Consuming more than that could lead to overconsumption of calories leading to other health problems. It is recommended to avoid overconsuming this nut as it is higher in Omega 6 fatty acids which can increase blood pressure if consumed in excess.
FAQs
Are walnuts fattening?
Walnuts do not lead to weight gain and obesity as they are a good source of fiber, protein, and healthy fats. In fact, walnuts help you feel full so you’re less likely to overeat.
They also contain antioxidants that can help protect your cells from damage. Additionally, they contain vitamin E which has been shown to reduce inflammation in some people.
Are walnuts good for cholesterol?
Walnuts have been shown to improve blood cholesterol levels and lower bad cholesterol and triglycerides while raising good cholesterol levels. Furthermore, these nuts do not have cholesterol in them.
What are the benefits of walnuts for the Skin?

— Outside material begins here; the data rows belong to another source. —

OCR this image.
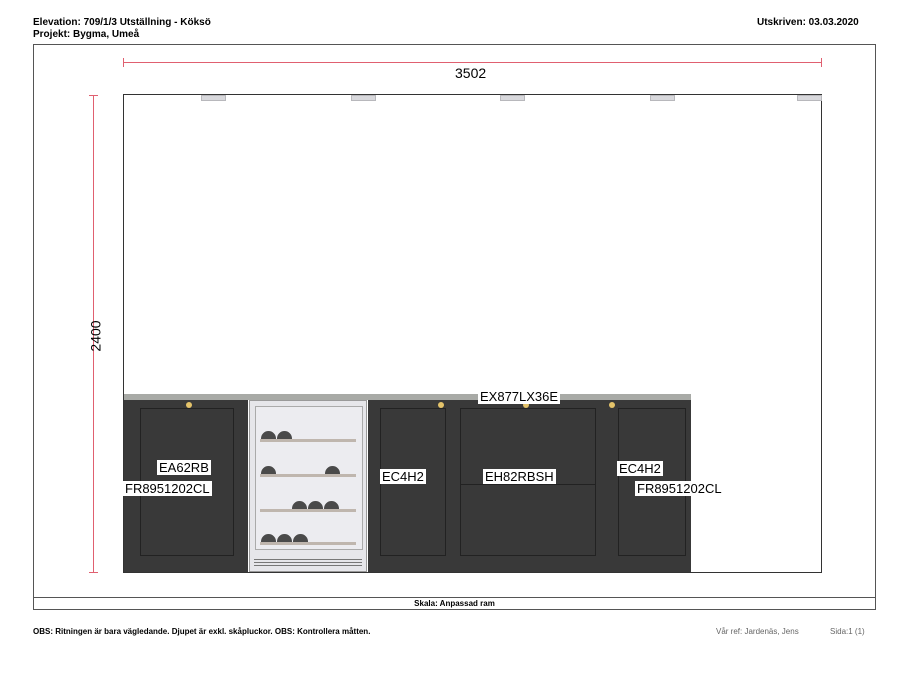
Elevation: 709/1/3 Utställning - Köksö
Projekt: Bygma, Umeå
Utskriven: 03.03.2020
3502
2400
EX877LX36E
EA62RB
FR8951202CL
EC4H2	EH82RBSH
EC4H2
FR8951202CL
Skala: Anpassad ram
OBS: Ritningen är bara vägledande. Djupet är exkl. skåpluckor. OBS: Kontrollera måtten.	Vår ref: Jardenäs, Jens	Sida:1 (1)
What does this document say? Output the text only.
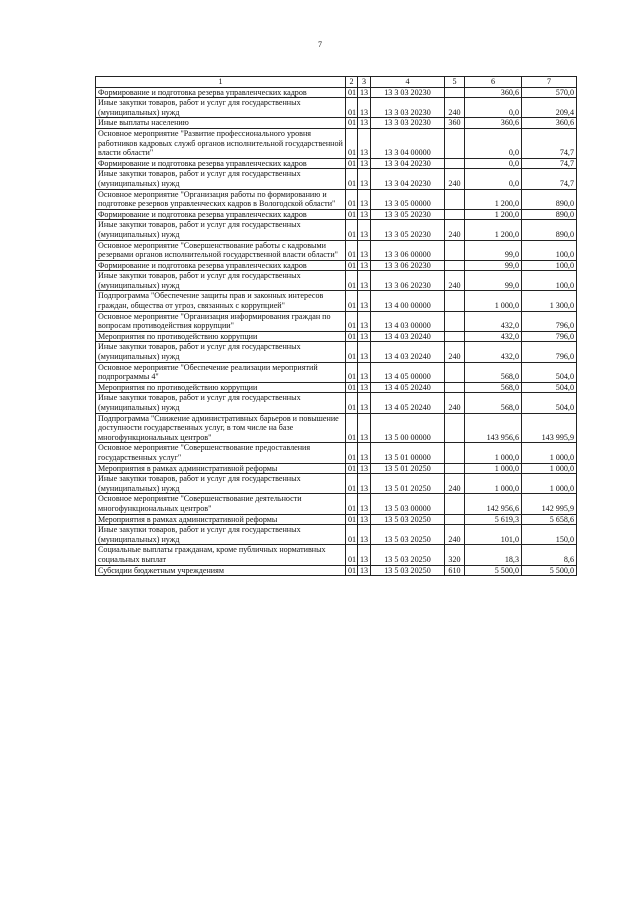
7
1	2	3	4	5	6	7
Формирование и подготовка резерва управленческих кадров	01	13	13 3 03 20230		360,6	570,0
Иные закупки товаров, работ и услуг для государственных (муниципальных) нужд	01	13	13 3 03 20230	240	0,0	209,4
Иные выплаты населению	01	13	13 3 03 20230	360	360,6	360,6
Основное мероприятие "Развитие профессионального уровня работников кадровых служб органов исполнительной государственной власти области"	01	13	13 3 04 00000		0,0	74,7
Формирование и подготовка резерва управленческих кадров	01	13	13 3 04 20230		0,0	74,7
Иные закупки товаров, работ и услуг для государственных (муниципальных) нужд	01	13	13 3 04 20230	240	0,0	74,7
Основное мероприятие "Организация работы по формированию и подготовке резервов управленческих кадров в Вологодской области"	01	13	13 3 05 00000		1 200,0	890,0
Формирование и подготовка резерва управленческих кадров	01	13	13 3 05 20230		1 200,0	890,0
Иные закупки товаров, работ и услуг для государственных (муниципальных) нужд	01	13	13 3 05 20230	240	1 200,0	890,0
Основное мероприятие "Совершенствование работы с кадровыми резервами органов исполнительной государственной власти области"	01	13	13 3 06 00000		99,0	100,0
Формирование и подготовка резерва управленческих кадров	01	13	13 3 06 20230		99,0	100,0
Иные закупки товаров, работ и услуг для государственных (муниципальных) нужд	01	13	13 3 06 20230	240	99,0	100,0
Подпрограмма "Обеспечение защиты прав и законных интересов граждан, общества от угроз, связанных с коррупцией"	01	13	13 4 00 00000		1 000,0	1 300,0
Основное мероприятие "Организация информирования граждан по вопросам противодействия коррупции"	01	13	13 4 03 00000		432,0	796,0
Мероприятия по противодействию коррупции	01	13	13 4 03 20240		432,0	796,0
Иные закупки товаров, работ и услуг для государственных (муниципальных) нужд	01	13	13 4 03 20240	240	432,0	796,0
Основное мероприятие "Обеспечение реализации мероприятий подпрограммы 4"	01	13	13 4 05 00000		568,0	504,0
Мероприятия по противодействию коррупции	01	13	13 4 05 20240		568,0	504,0
Иные закупки товаров, работ и услуг для государственных (муниципальных) нужд	01	13	13 4 05 20240	240	568,0	504,0
Подпрограмма "Снижение административных барьеров и повышение доступности государственных услуг, в том числе на базе многофункциональных центров"	01	13	13 5 00 00000		143 956,6	143 995,9
Основное мероприятие "Совершенствование предоставления государственных услуг"	01	13	13 5 01 00000		1 000,0	1 000,0
Мероприятия в рамках административной реформы	01	13	13 5 01 20250		1 000,0	1 000,0
Иные закупки товаров, работ и услуг для государственных (муниципальных) нужд	01	13	13 5 01 20250	240	1 000,0	1 000,0
Основное мероприятие "Совершенствование деятельности многофункциональных центров"	01	13	13 5 03 00000		142 956,6	142 995,9
Мероприятия в рамках административной реформы	01	13	13 5 03 20250		5 619,3	5 658,6
Иные закупки товаров, работ и услуг для государственных (муниципальных) нужд	01	13	13 5 03 20250	240	101,0	150,0
Социальные выплаты гражданам, кроме публичных нормативных социальных выплат	01	13	13 5 03 20250	320	18,3	8,6
Субсидии бюджетным учреждениям	01	13	13 5 03 20250	610	5 500,0	5 500,0
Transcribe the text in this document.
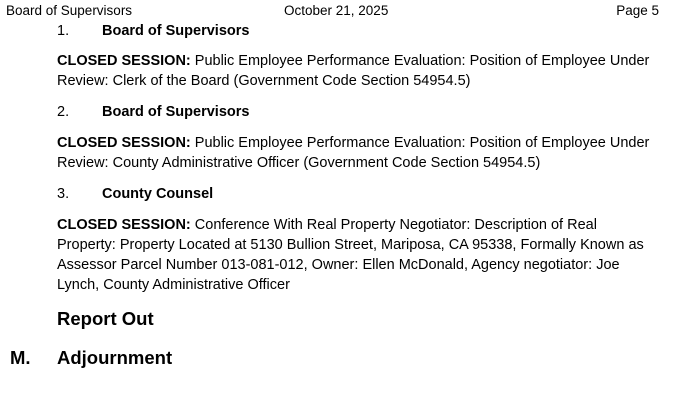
Board of Supervisors	October 21, 2025	Page 5
1. Board of Supervisors
CLOSED SESSION: Public Employee Performance Evaluation: Position of Employee Under Review: Clerk of the Board (Government Code Section 54954.5)
2. Board of Supervisors
CLOSED SESSION: Public Employee Performance Evaluation: Position of Employee Under Review: County Administrative Officer (Government Code Section 54954.5)
3. County Counsel
CLOSED SESSION: Conference With Real Property Negotiator: Description of Real Property: Property Located at 5130 Bullion Street, Mariposa, CA 95338, Formally Known as Assessor Parcel Number 013-081-012, Owner: Ellen McDonald, Agency negotiator: Joe Lynch, County Administrative Officer
Report Out
M. Adjournment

Walnuts are rich in omega-3 fatty acids, which are beneficial for maintaining skin health. These fatty acids can help keep skin moisturized and can also reduce inflammation. Omega-3s may also play a role in collagen production.
Collagen is what gives your skin its elasticity and firmness. When you age, you produce less of it. Eating walnuts or foods that contain omega-3s can make up for this loss to maintain healthy skin.
What are the Benefits of Walnuts for Hair?
Walnuts contain high levels of biotin or vitamin b7, which is essential for hair growth. They also provide omega-3 fatty acids, copper, and magnesium – all nutrients that promote healthy, shiny, and lustrous hair. In fact, just one ounce of walnuts contains more than 2.5 grams of omega-3 fatty acids.
Final Thought
All in all, walnuts are an incredibly healthy food that offers a wide range of benefits if you’re still thinking – are walnuts healthy? So next time you’re looking for a nutritious snack, reach for a handful of these little gems. The nutritional value of walnuts is astounding and they contain many vitamins and minerals, making them good for your overall health. Your body will thank you!